Une « campagne de désinformation avec des éléments de confusion », selon les mots de Sallent, qui a indigné tant le commissaire principal que le ministre de l'Intérieur par intérim, Joan Ignasi Elena, considérant qu'il s'agit d'une attitude inappropriée de la part de celui qui a présidé la Generalitat.
Un « mur humain » d'autorités qui ont renoncé à leur escorte
Entouré à tout moment par ses partisans, Puigdemont est monté sur scène – dont les « coulisses » étaient protégées par des barrières attachées avec des attaches – et, visiblement nerveux, s'est adressé à ses fans dans un bref discours d'un peu plus de quatre minutes.

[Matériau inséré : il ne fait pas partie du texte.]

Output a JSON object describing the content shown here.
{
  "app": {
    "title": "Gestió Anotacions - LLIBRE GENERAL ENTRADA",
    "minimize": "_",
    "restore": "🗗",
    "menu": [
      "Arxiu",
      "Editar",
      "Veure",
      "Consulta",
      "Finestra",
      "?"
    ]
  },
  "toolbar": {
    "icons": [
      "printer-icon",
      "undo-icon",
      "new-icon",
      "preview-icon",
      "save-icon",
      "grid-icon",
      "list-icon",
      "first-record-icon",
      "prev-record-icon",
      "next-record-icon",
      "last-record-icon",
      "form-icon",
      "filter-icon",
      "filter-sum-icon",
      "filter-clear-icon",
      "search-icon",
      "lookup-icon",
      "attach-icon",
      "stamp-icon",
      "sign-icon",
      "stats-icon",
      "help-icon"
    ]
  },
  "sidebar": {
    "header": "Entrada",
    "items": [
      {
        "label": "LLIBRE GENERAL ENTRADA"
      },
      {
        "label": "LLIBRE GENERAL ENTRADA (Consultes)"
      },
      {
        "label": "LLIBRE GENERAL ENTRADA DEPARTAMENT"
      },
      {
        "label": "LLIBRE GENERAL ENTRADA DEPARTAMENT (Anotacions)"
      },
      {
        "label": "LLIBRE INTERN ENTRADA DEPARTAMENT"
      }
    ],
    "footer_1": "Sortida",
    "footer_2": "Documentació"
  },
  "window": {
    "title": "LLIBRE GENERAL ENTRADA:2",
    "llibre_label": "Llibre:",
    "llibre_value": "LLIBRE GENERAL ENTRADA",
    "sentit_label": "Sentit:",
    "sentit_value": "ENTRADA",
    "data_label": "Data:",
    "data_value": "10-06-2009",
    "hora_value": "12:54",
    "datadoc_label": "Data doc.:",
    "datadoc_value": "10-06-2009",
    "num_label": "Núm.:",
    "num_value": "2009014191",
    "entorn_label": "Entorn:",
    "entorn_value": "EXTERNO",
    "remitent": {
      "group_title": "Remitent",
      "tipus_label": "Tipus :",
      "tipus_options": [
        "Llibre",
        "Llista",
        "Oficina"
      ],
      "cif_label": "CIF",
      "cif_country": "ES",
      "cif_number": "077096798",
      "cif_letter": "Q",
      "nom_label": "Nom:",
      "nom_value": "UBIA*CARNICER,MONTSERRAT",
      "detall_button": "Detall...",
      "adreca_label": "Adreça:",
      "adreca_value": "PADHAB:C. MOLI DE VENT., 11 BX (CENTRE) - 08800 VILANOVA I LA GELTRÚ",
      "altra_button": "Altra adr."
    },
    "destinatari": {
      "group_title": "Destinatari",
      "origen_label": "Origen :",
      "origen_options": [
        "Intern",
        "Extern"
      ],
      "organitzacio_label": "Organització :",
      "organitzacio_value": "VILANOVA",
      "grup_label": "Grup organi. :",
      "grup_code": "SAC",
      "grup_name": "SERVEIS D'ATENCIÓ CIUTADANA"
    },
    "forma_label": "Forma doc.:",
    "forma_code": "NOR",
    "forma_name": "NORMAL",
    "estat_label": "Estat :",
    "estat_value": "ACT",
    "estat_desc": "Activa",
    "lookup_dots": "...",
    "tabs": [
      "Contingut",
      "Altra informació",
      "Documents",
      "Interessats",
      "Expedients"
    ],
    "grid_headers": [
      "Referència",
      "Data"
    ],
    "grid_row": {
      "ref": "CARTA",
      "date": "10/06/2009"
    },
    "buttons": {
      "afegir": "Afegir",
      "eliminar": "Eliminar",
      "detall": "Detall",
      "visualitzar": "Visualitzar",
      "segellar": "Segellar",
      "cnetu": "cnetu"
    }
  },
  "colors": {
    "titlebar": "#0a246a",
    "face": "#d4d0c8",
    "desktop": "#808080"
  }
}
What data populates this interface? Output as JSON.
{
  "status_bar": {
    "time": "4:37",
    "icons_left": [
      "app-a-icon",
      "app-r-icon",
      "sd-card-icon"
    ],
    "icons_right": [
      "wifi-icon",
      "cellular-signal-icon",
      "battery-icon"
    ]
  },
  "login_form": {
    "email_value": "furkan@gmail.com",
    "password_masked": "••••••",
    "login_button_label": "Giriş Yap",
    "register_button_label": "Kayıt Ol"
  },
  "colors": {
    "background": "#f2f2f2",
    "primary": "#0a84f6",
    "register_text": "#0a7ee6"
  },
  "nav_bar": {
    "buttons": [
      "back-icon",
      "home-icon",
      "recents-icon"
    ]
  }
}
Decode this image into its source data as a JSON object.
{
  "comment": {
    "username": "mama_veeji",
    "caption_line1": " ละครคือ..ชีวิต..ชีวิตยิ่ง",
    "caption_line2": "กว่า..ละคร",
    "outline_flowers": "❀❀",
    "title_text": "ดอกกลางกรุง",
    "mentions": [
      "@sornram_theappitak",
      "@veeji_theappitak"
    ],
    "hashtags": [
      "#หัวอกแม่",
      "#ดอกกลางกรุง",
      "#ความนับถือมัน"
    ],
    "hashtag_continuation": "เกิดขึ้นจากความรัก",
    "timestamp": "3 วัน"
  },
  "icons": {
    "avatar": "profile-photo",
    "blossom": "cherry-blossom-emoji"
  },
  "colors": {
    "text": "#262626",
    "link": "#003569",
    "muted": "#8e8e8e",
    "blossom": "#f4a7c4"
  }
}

Dès qu'il eut fini, en disant au revoir avec un équivoque « Je ne sais pas quand nous nous reverrons », il quitta rapidement la scène avec Turull et son avocat Gonzalo Boye et entra dans le cortège d'accusations qui avançait vers le Parlement. .
Une délégation composée, entre autres, du président du Parlement, Josep Rull -deuxième autorité de Catalogne-, et d'autres élus – parmi eux les anciens présidents Artur Mas et Quim Torra. Aucun d’eux n’était accompagné d’une escorte, car ceux qui disposent de ce service de protection des Mossos y avaient renoncé le matin même.
Les agents du commissariat de renseignement, déployés dans la zone en civil, ont tenté à ce moment-là de s'approcher de Puigdemont, mais « une masse de personnes a formé un mur » qui leur a bloqué le passage, a détaillé Sallent.
Chapeau et voiture pour fauteuil roulant
Caché parmi la masse qui l'entourait, Puigdemont en profita alors pour se glisser vers une tente voisine installée pour l'événement, où lui et Turull enfilèrent un chapeau de paille, identique à celui porté par les membres de l'organisation de l'événement. .
De là, ils se sont rapidement dirigés vers une voiture blanche – appartenant à un mosso d'esquadra, déjà détenu – qui avait sur le siège passager un fauteuil roulant, visible de l'extérieur, qui pouvait passer pour une voiture handicapée avec autorisation de se garer dans un véhicule. quartier privilégié.
Une sortie « non droite » et un feu rouge
La voiture qui transportait Puigdemont, une Honda blanche, s'est enfuie à toute vitesse en direction de la gare de Barcelone Nord et est ensuite descendue par les rues Nàpols et Sardenya, entourant le parc de la Ciutadella qui abrite le Parlement.
Au cours de ce trajet, il a été pourchassé par les Mossos d'Esquadra avec un style de conduite « non rectiligne » qui a fait croire aux commandants de la police qu'il envisageait de passer par une autre porte du complexe de Ciutadella pour accéder au Parlement.
Ce n'était pas comme ça. La voiture de Puigdemont s'est engagée sur la promenade Circumval.lació, toujours avec la voiture des Mossos derrière elle, mais un feu rouge a bloqué le passage du véhicule de police et a donné à l'ancien président de la Generalitat quelques minutes d'avance qui ont été essentielles pour assurer son évasion. , dans une zone proche des rocades qui permettent de traverser Barcelone à toute vitesse.